Next, the control circuit 15 excludes a corresponding power-down procedure from the plurality of power-down procedures according to the corresponding exclusion parameter selected in step S206 to generate a selected power-down group (step S207). For example, if the control circuit 15 acquires the first exclusion parameter, a first power-down procedure combination (that is, one or more power-down procedures represented by the first exclusion parameter) is excluded from the plurality of power-down procedures, and the remaining (that is, the non-excluded) power-down procedures are combined into a selected power-down group. Similarly, if the control circuit 15 acquires the second exclusion parameter, a second power-down procedure combination is excluded from the plurality of power-down procedures. Similarly, if the control circuit 15 acquires the third exclusion parameter (or fourth exclusion parameter), a third power-down procedure combination (or fourth power-down combination) is excluded from the plurality of power-down procedures so as to generate a selected power-down group.

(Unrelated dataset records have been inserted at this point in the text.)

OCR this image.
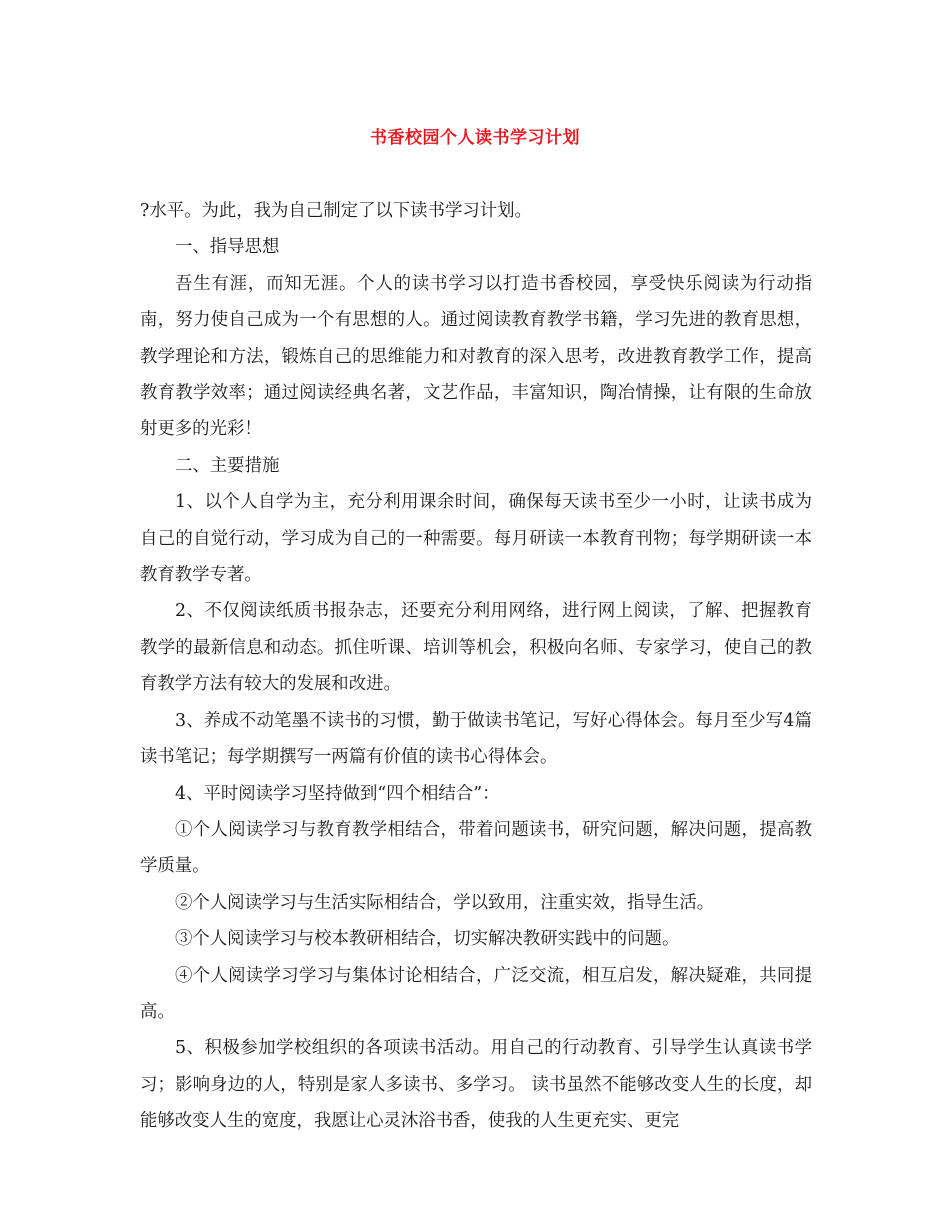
书香校园个人读书学习计划

?水平。为此，我为自己制定了以下读书学习计划。

一、指导思想

吾生有涯，而知无涯。个人的读书学习以打造书香校园，享受快乐阅读为行动指南，努力使自己成为一个有思想的人。通过阅读教育教学书籍，学习先进的教育思想，教学理论和方法，锻炼自己的思维能力和对教育的深入思考，改进教育教学工作，提高教育教学效率；通过阅读经典名著，文艺作品，丰富知识，陶冶情操，让有限的生命放射更多的光彩！

二、主要措施

1、以个人自学为主，充分利用课余时间，确保每天读书至少一小时，让读书成为自己的自觉行动，学习成为自己的一种需要。每月研读一本教育刊物；每学期研读一本教育教学专著。

2、不仅阅读纸质书报杂志，还要充分利用网络，进行网上阅读，了解、把握教育教学的最新信息和动态。抓住听课、培训等机会，积极向名师、专家学习，使自己的教育教学方法有较大的发展和改进。

3、养成不动笔墨不读书的习惯，勤于做读书笔记，写好心得体会。每月至少写4篇读书笔记；每学期撰写一两篇有价值的读书心得体会。

4、平时阅读学习坚持做到“四个相结合”：

①个人阅读学习与教育教学相结合，带着问题读书，研究问题，解决问题，提高教学质量。

②个人阅读学习与生活实际相结合，学以致用，注重实效，指导生活。

③个人阅读学习与校本教研相结合，切实解决教研实践中的问题。

④个人阅读学习学习与集体讨论相结合，广泛交流，相互启发，解决疑难，共同提高。

5、积极参加学校组织的各项读书活动。用自己的行动教育、引导学生认真读书学习；影响身边的人，特别是家人多读书、多学习。 读书虽然不能够改变人生的长度，却能够改变人生的宽度，我愿让心灵沐浴书香，使我的人生更充实、更完
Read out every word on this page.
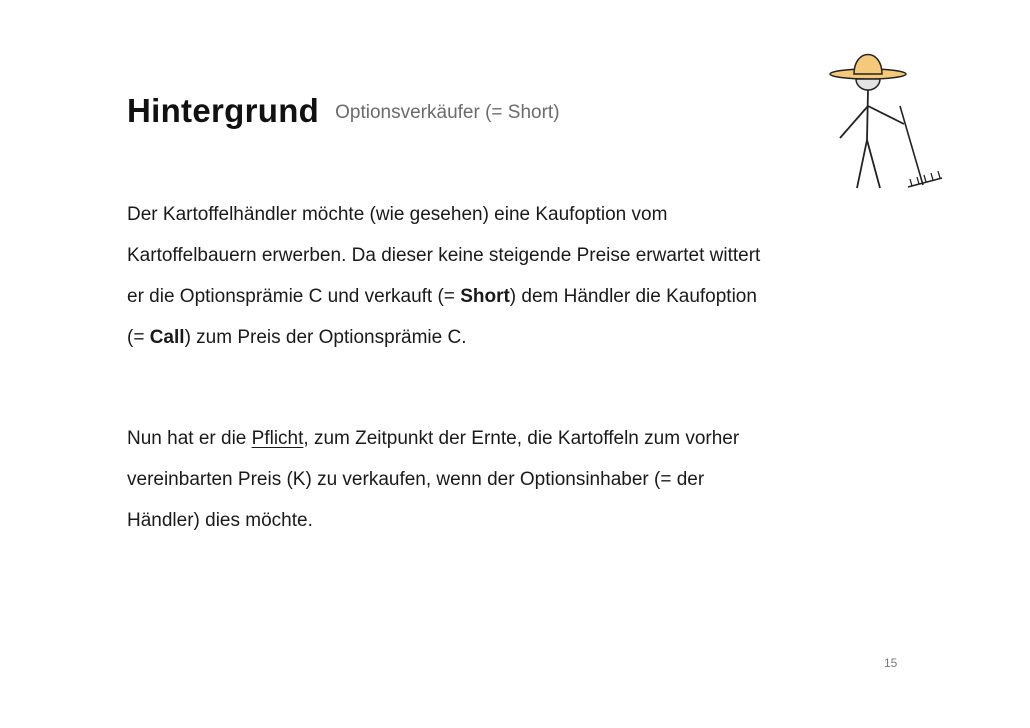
Hintergrund Optionsverkäufer (= Short)
Der Kartoffelhändler möchte (wie gesehen) eine Kaufoption vom
Kartoffelbauern erwerben. Da dieser keine steigende Preise erwartet wittert
er die Optionsprämie C und verkauft (= Short) dem Händler die Kaufoption
(= Call) zum Preis der Optionsprämie C.
Nun hat er die Pflicht, zum Zeitpunkt der Ernte, die Kartoffeln zum vorher
vereinbarten Preis (K) zu verkaufen, wenn der Optionsinhaber (= der
Händler) dies möchte.
15
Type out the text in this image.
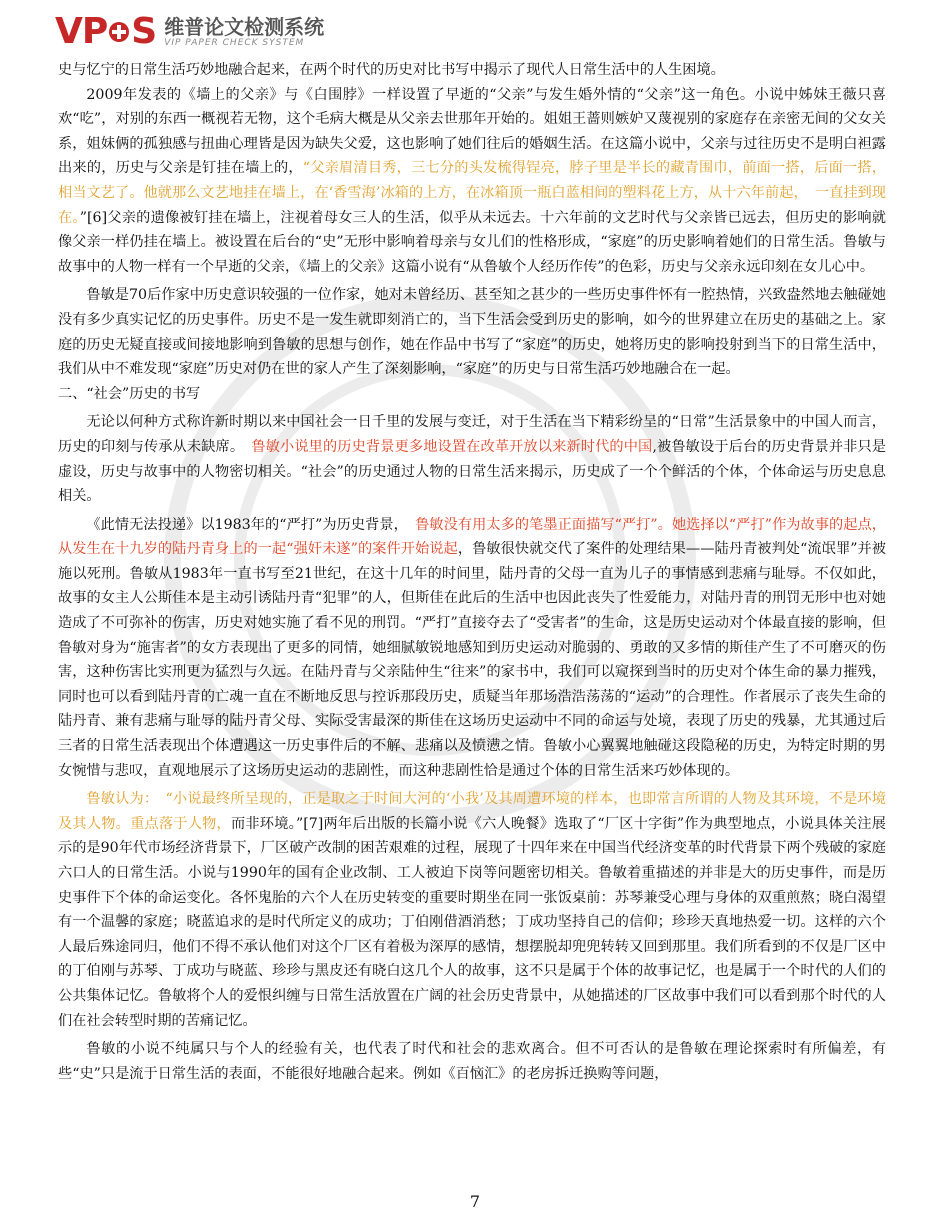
VP S 维普论文检测系统
VIP PAPER CHECK SYSTEM

史与忆宁的日常生活巧妙地融合起来，在两个时代的历史对比书写中揭示了现代人日常生活中的人生困境。

2009年发表的《墙上的父亲》与《白围脖》一样设置了早逝的“父亲”与发生婚外情的“父亲”这一角色。小说中姊妹王薇只喜欢“吃”，对别的东西一概视若无物，这个毛病大概是从父亲去世那年开始的。姐姐王蔷则嫉妒又蔑视别的家庭存在亲密无间的父女关系，姐妹俩的孤独感与扭曲心理皆是因为缺失父爱，这也影响了她们往后的婚姻生活。在这篇小说中，父亲与过往历史不是明白袒露出来的，历史与父亲是钉挂在墙上的，“父亲眉清目秀，三七分的头发梳得锃亮，脖子里是半长的藏青围巾，前面一搭，后面一搭，相当文艺了。他就那么文艺地挂在墙上，在‘香雪海’冰箱的上方，在冰箱顶一瓶白蓝相间的塑料花上方，从十六年前起，　一直挂到现在。”[6]父亲的遗像被钉挂在墙上，注视着母女三人的生活，似乎从未远去。十六年前的文艺时代与父亲皆已远去，但历史的影响就像父亲一样仍挂在墙上。被设置在后台的“史”无形中影响着母亲与女儿们的性格形成，“家庭”的历史影响着她们的日常生活。鲁敏与故事中的人物一样有一个早逝的父亲，《墙上的父亲》这篇小说有“从鲁敏个人经历作传”的色彩，历史与父亲永远印刻在女儿心中。

鲁敏是70后作家中历史意识较强的一位作家，她对未曾经历、甚至知之甚少的一些历史事件怀有一腔热情，兴致盎然地去触碰她没有多少真实记忆的历史事件。历史不是一发生就即刻消亡的，当下生活会受到历史的影响，如今的世界建立在历史的基础之上。家庭的历史无疑直接或间接地影响到鲁敏的思想与创作，她在作品中书写了“家庭”的历史，她将历史的影响投射到当下的日常生活中，我们从中不难发现“家庭”历史对仍在世的家人产生了深刻影响，“家庭”的历史与日常生活巧妙地融合在一起。

二、“社会”历史的书写

无论以何种方式称许新时期以来中国社会一日千里的发展与变迁，对于生活在当下精彩纷呈的“日常”生活景象中的中国人而言，历史的印刻与传承从未缺席。　 鲁敏小说里的历史背景更多地设置在改革开放以来新时代的中国,被鲁敏设于后台的历史背景并非只是虚设，历史与故事中的人物密切相关。“社会”的历史通过人物的日常生活来揭示，历史成了一个个鲜活的个体，个体命运与历史息息相关。

《此情无法投递》以1983年的“严打”为历史背景，　 鲁敏没有用太多的笔墨正面描写“严打”。她选择以“严打”作为故事的起点，从发生在十九岁的陆丹青身上的一起“强奸未遂”的案件开始说起，鲁敏很快就交代了案件的处理结果——陆丹青被判处“流氓罪”并被施以死刑。鲁敏从1983年一直书写至21世纪，在这十几年的时间里，陆丹青的父母一直为儿子的事情感到悲痛与耻辱。不仅如此，故事的女主人公斯佳本是主动引诱陆丹青“犯罪”的人，但斯佳在此后的生活中也因此丧失了性爱能力，对陆丹青的刑罚无形中也对她造成了不可弥补的伤害，历史对她实施了看不见的刑罚。“严打”直接夺去了“受害者”的生命，这是历史运动对个体最直接的影响，但鲁敏对身为“施害者”的女方表现出了更多的同情，她细腻敏锐地感知到历史运动对脆弱的、勇敢的又多情的斯佳产生了不可磨灭的伤害，这种伤害比实刑更为猛烈与久远。在陆丹青与父亲陆仲生“往来”的家书中，我们可以窥探到当时的历史对个体生命的暴力摧残，同时也可以看到陆丹青的亡魂一直在不断地反思与控诉那段历史，质疑当年那场浩浩荡荡的“运动”的合理性。作者展示了丧失生命的陆丹青、兼有悲痛与耻辱的陆丹青父母、实际受害最深的斯佳在这场历史运动中不同的命运与处境，表现了历史的残暴，尤其通过后三者的日常生活表现出个体遭遇这一历史事件后的不解、悲痛以及愤懑之情。鲁敏小心翼翼地触碰这段隐秘的历史，为特定时期的男女惋惜与悲叹，直观地展示了这场历史运动的悲剧性，而这种悲剧性恰是通过个体的日常生活来巧妙体现的。

鲁敏认为：　“小说最终所呈现的，正是取之于时间大河的‘小我’及其周遭环境的样本，也即常言所谓的人物及其环境，不是环境及其人物。重点落于人物，而非环境。”[7]两年后出版的长篇小说《六人晚餐》选取了“厂区十字街”作为典型地点，小说具体关注展示的是90年代市场经济背景下，厂区破产改制的困苦艰难的过程，展现了十四年来在中国当代经济变革的时代背景下两个残破的家庭六口人的日常生活。小说与1990年的国有企业改制、工人被迫下岗等问题密切相关。鲁敏着重描述的并非是大的历史事件，而是历史事件下个体的命运变化。各怀鬼胎的六个人在历史转变的重要时期坐在同一张饭桌前：苏琴兼受心理与身体的双重煎熬；晓白渴望有一个温馨的家庭；晓蓝追求的是时代所定义的成功；丁伯刚借酒消愁；丁成功坚持自己的信仰；珍珍天真地热爱一切。这样的六个人最后殊途同归，他们不得不承认他们对这个厂区有着极为深厚的感情，想摆脱却兜兜转转又回到那里。我们所看到的不仅是厂区中的丁伯刚与苏琴、丁成功与晓蓝、珍珍与黑皮还有晓白这几个人的故事，这不只是属于个体的故事记忆，也是属于一个时代的人们的公共集体记忆。鲁敏将个人的爱恨纠缠与日常生活放置在广阔的社会历史背景中，从她描述的厂区故事中我们可以看到那个时代的人们在社会转型时期的苦痛记忆。

鲁敏的小说不纯属只与个人的经验有关，也代表了时代和社会的悲欢离合。但不可否认的是鲁敏在理论探索时有所偏差，有些“史”只是流于日常生活的表面，不能很好地融合起来。例如《百恼汇》的老房拆迁换购等问题，

7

Then, the control circuit 15 switches from performing an original power-down procedure to performing at least one power-down procedure in the selected power-down group, so as to reduce the total power consumption of the system circuit 11 (step S208).
In some embodiments, different scenario modes may be respectively defined as different scenarios; for example, a scenario in which the power delivery device 10 needs to be quickly charged (to be referred to as a first scenario), a scenario in which the display brightness of the power delivery device 10 in an outdoor environment needs to be maintained (to be referred to as a second scenario), a scenario in which data processing efficiency of the power delivery device 10 needs to be maintained (to be referred to as a third scenario), and a scenario in which communication transmission efficiency of the power delivery device 10 needs to be maintained (to be referred to as a fourth scenario). Thus, with the selected power-down group, it is ensured that the operation parameter changed by the performed power-down procedure is appropriate for the scenario currently selected by the user. For example, if the user selects the first scenario by the setting circuit 12 (that is, the setting circuit 12 generates the first scenario setting signal), the charging efficiency of the power delivery device 10 can still be maintained after the control circuit 15 performs at least one power-down procedure in the corresponding selected power-down group. Similarly, if the user selects the second scenario by the setting circuit 12 (that is, the setting circuit 12 generates the second scenario setting signal), the display brightness of the power delivery device 10 can still be maintained after step S208 is performed. Similarly, if the user selects the third scenario (or fourth scenario) by the setting circuit 12, the data processing efficiency of the power delivery device 10 can still be maintained (or the communication transmission efficiency of the power delivery device 10 can still be maintained) after step S208 is performed.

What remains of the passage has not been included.